Movies

One Battle After Another Set to Storm the Box Office With $45 Million Worldwide Opening

One Battle After Another Set to Storm the Box Office With $45 Million Worldwide Opening
Image credit: Legion-Media

Paul Thomas Anderson’s One Battle After Another, starring Leonardo DiCaprio, is charging toward a $45 million worldwide opening.

Paul Thomas Anderson is not the guy you usually pencil in for a four-quadrant smash, but his new one, 'One Battle After Another', is lining up the biggest opening of his career. It is also, for better or worse, the priciest thing he has ever made. So yeah, there is some real studio math happening here.

The numbers (so far)

According to Deadline, weekend projections point to about $21 million domestic and another $24 million from overseas markets, which would put the global debut around $45 million. The movie also pulled in $2.5 million from Thursday previews, which is a strong sign for an adult-skewing release like this.

Why the studio suits are smiling: that launch helps push Warner Bros. over the $4 billion mark at the worldwide box office for the year — the first studio to hit that milestone in 2025, and the first time WB has crossed it since 2019.

The caveat: this is Anderson’s most expensive film by a mile, with a budget hovering around $150 million.

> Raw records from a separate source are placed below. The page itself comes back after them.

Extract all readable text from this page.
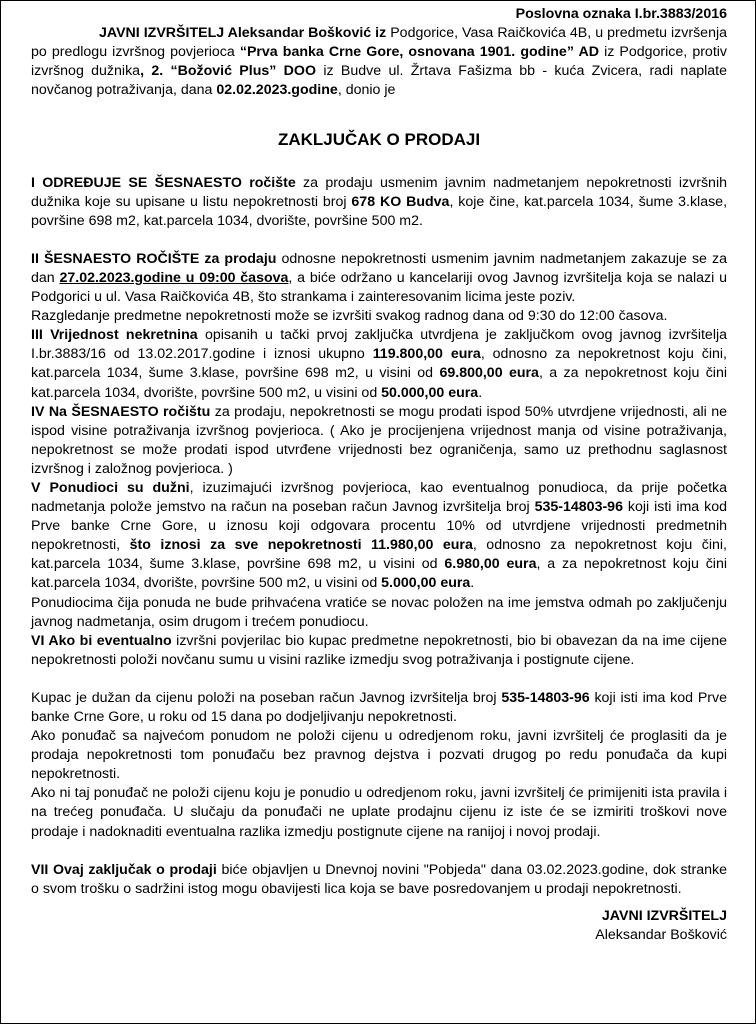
Poslovna oznaka I.br.3883/2016

JAVNI IZVRŠITELJ Aleksandar Bošković iz Podgorice, Vasa Raičkovića 4B, u predmetu izvršenja po predlogu izvršnog povjerioca “Prva banka Crne Gore, osnovana 1901. godine” AD iz Podgorice, protiv izvršnog dužnika, 2. “Božović Plus” DOO iz Budve ul. Žrtava Fašizma bb - kuća Zvicera, radi naplate novčanog potraživanja, dana 02.02.2023.godine, donio je

ZAKLJUČAK O PRODAJI

I ODREĐUJE SE ŠESNAESTO ročište za prodaju usmenim javnim nadmetanjem nepokretnosti izvršnih dužnika koje su upisane u listu nepokretnosti broj 678 KO Budva, koje čine, kat.parcela 1034, šume 3.klase, površine 698 m2, kat.parcela 1034, dvorište, površine 500 m2.

II ŠESNAESTO ROČIŠTE za prodaju odnosne nepokretnosti usmenim javnim nadmetanjem zakazuje se za dan 27.02.2023.godine u 09:00 časova, a biće održano u kancelariji ovog Javnog izvršitelja koja se nalazi u Podgorici u ul. Vasa Raičkovića 4B, što strankama i zainteresovanim licima jeste poziv.

Razgledanje predmetne nepokretnosti može se izvršiti svakog radnog dana od 9:30 do 12:00 časova.

III Vrijednost nekretnina opisanih u tački prvoj zaključka utvrdjena je zaključkom ovog javnog izvršitelja I.br.3883/16 od 13.02.2017.godine i iznosi ukupno 119.800,00 eura, odnosno za nepokretnost koju čini, kat.parcela 1034, šume 3.klase, površine 698 m2, u visini od 69.800,00 eura, a za nepokretnost koju čini kat.parcela 1034, dvorište, površine 500 m2, u visini od 50.000,00 eura.

IV Na ŠESNAESTO ročištu za prodaju, nepokretnosti se mogu prodati ispod 50% utvrdjene vrijednosti, ali ne ispod visine potraživanja izvršnog povjerioca. ( Ako je procijenjena vrijednost manja od visine potraživanja, nepokretnost se može prodati ispod utvrđene vrijednosti bez ograničenja, samo uz prethodnu saglasnost izvršnog i založnog povjerioca. )

V Ponudioci su dužni, izuzimajući izvršnog povjerioca, kao eventualnog ponudioca, da prije početka nadmetanja polože jemstvo na račun na poseban račun Javnog izvršitelja broj 535-14803-96 koji isti ima kod Prve banke Crne Gore, u iznosu koji odgovara procentu 10% od utvrdjene vrijednosti predmetnih nepokretnosti, što iznosi za sve nepokretnosti 11.980,00 eura, odnosno za nepokretnost koju čini, kat.parcela 1034, šume 3.klase, površine 698 m2, u visini od 6.980,00 eura, a za nepokretnost koju čini kat.parcela 1034, dvorište, površine 500 m2, u visini od 5.000,00 eura.

Ponudiocima čija ponuda ne bude prihvaćena vratiće se novac položen na ime jemstva odmah po zaključenju javnog nadmetanja, osim drugom i trećem ponudiocu.

VI Ako bi eventualno izvršni povjerilac bio kupac predmetne nepokretnosti, bio bi obavezan da na ime cijene nepokretnosti položi novčanu sumu u visini razlike izmedju svog potraživanja i postignute cijene.

Kupac je dužan da cijenu položi na poseban račun Javnog izvršitelja broj 535-14803-96 koji isti ima kod Prve banke Crne Gore, u roku od 15 dana po dodjeljivanju nepokretnosti.

Ako ponuđač sa najvećom ponudom ne položi cijenu u odredjenom roku, javni izvršitelj će proglasiti da je prodaja nepokretnosti tom ponuđaču bez pravnog dejstva i pozvati drugog po redu ponuđača da kupi nepokretnosti.

Ako ni taj ponuđač ne položi cijenu koju je ponudio u odredjenom roku, javni izvršitelj će primijeniti ista pravila i na trećeg ponuđača. U slučaju da ponuđači ne uplate prodajnu cijenu iz iste će se izmiriti troškovi nove prodaje i nadoknaditi eventualna razlika izmedju postignute cijene na ranijoj i novoj prodaji.

VII Ovaj zaključak o prodaji biće objavljen u Dnevnoj novini "Pobjeda" dana 03.02.2023.godine, dok stranke o svom trošku o sadržini istog mogu obavijesti lica koja se bave posredovanjem u prodaji nepokretnosti.

JAVNI IZVRŠITELJ

Aleksandar Bošković
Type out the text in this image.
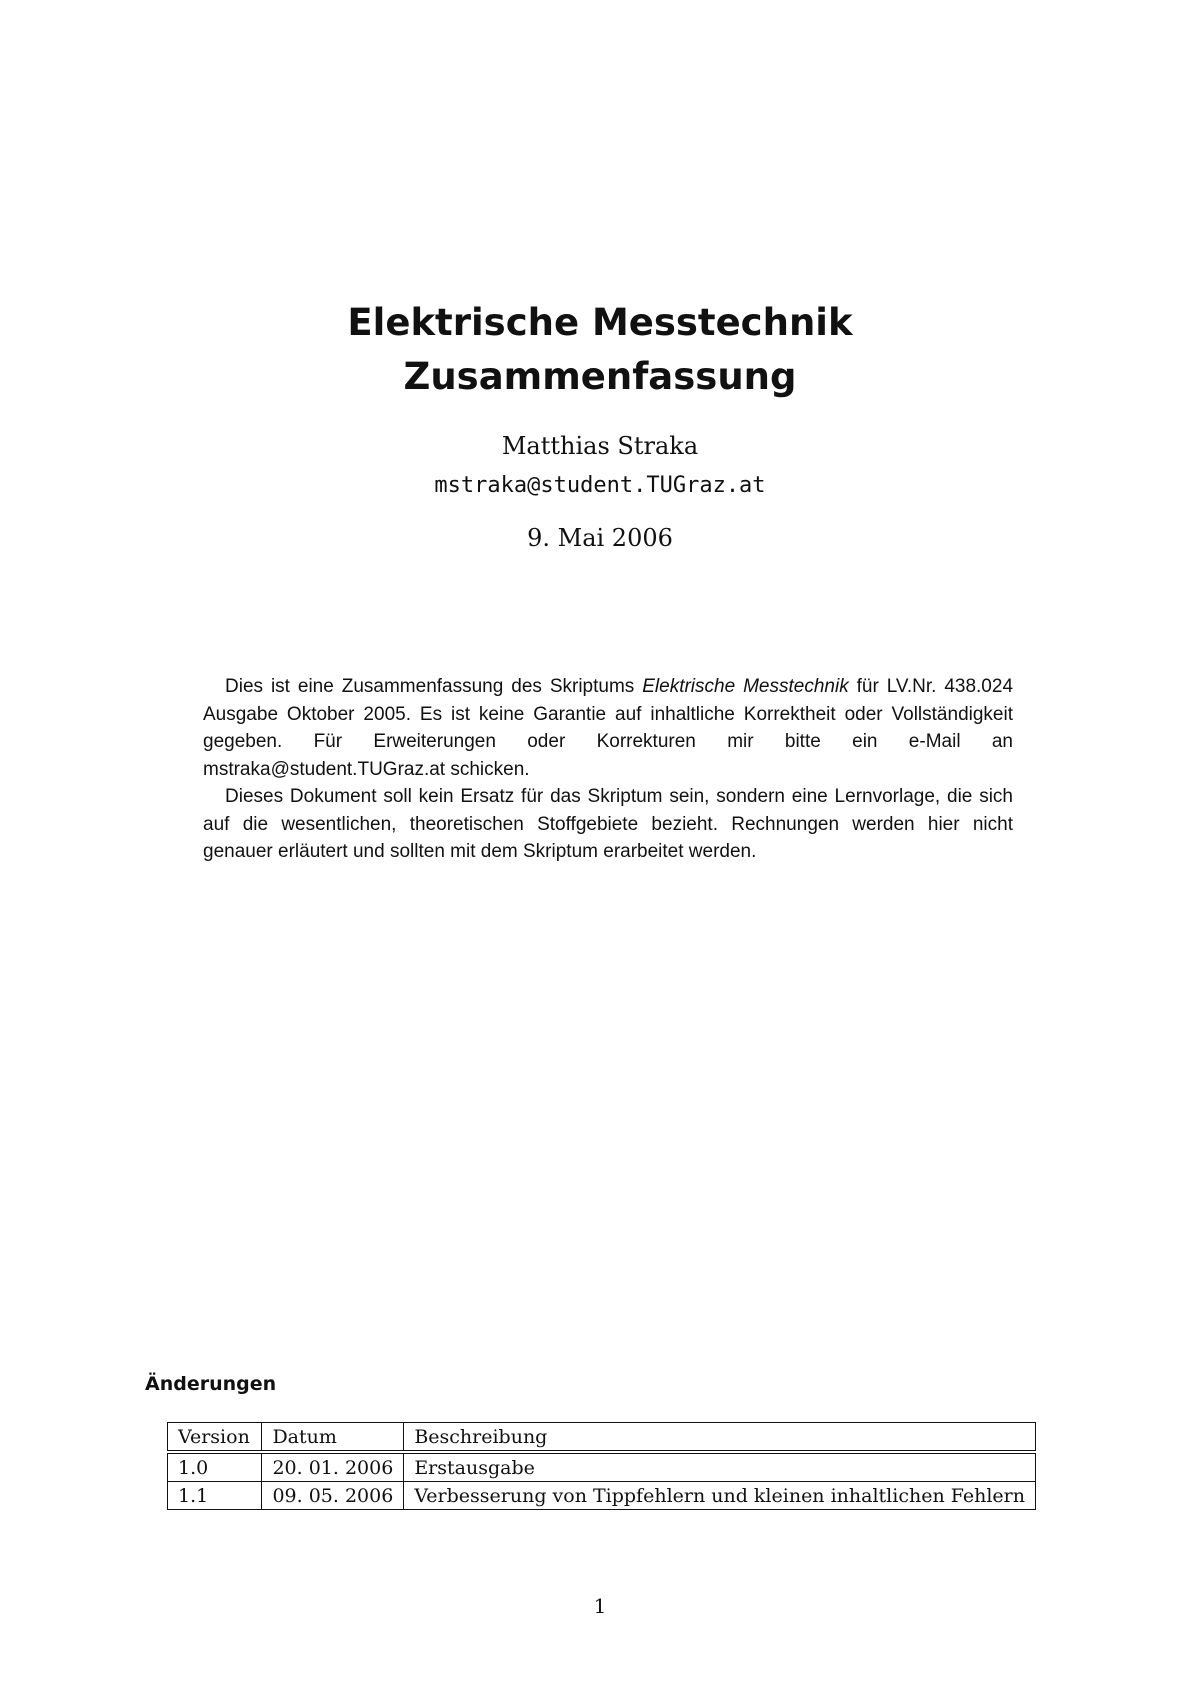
Elektrische Messtechnik
Zusammenfassung
Matthias Straka
mstraka@student.TUGraz.at
9. Mai 2006

Dies ist eine Zusammenfassung des Skriptums Elektrische Messtechnik für LV.Nr. 438.024 Ausgabe Oktober 2005. Es ist keine Garantie auf inhaltliche Korrektheit oder Vollständigkeit gegeben. Für Erweiterungen oder Korrekturen mir bitte ein e-Mail an mstraka@student.TUGraz.at schicken.

Dieses Dokument soll kein Ersatz für das Skriptum sein, sondern eine Lernvorlage, die sich auf die wesentlichen, theoretischen Stoffgebiete bezieht. Rechnungen werden hier nicht genauer erläutert und sollten mit dem Skriptum erarbeitet werden.

Änderungen
Version	Datum	Beschreibung
1.0	20. 01. 2006	Erstausgabe
1.1	09. 05. 2006	Verbesserung von Tippfehlern und kleinen inhaltlichen Fehlern
1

Opening big is great; holding in weeks two and three is what decides whether this actually breaks even.

What the movie is

Loosely riffing on ideas from Thomas Pynchon’s 'Vineland', Anderson casts Leonardo DiCaprio as Bob Ferguson, an ex-revolutionary who gets dragged back into the fight when a long-dormant enemy reappears and forces him to go after his missing daughter. It is a rescue mission wrapped in old ghosts and bad blood — classic PTA themes, just with a larger canvas.

Who is in it

The early chatter

Reviews are hot. JoBlo’s Chris Bumbray straight-up calls it a masterpiece and says it is the kind of film with a long half-life in the conversation.

'It is the kind of movie people will still be talking about thirty years from now, long after many others from this era are forgotten.'

Beyond the big-picture praise, there is some very inside-baseball love for how it looks and sounds. Anderson and cinematographer Michael Bauman shot the film in a 1.55:1 VistaVision frame — the same format Alfred Hitchcock used on 'North by Northwest'. Translation: wide, detailed, and built to show off texture. The review argues it basically begs for 70mm or IMAX if you have that option.

The action is described as grounded rather than bombastic, with one interstate car chase singled out as a pulse-spiker. And yes, Jonny Greenwood is back on the score, which the review ranks among his best work with Anderson.

Bottom line

For a filmmaker who has never chased four-quadrant spectacle, 'One Battle After Another' is a swing — big stars, big budget, big format — and the opening looks legit. Whether the math works out depends on legs, but if the early reactions are any indication, Anderson may have made something that keeps people talking well past opening weekend.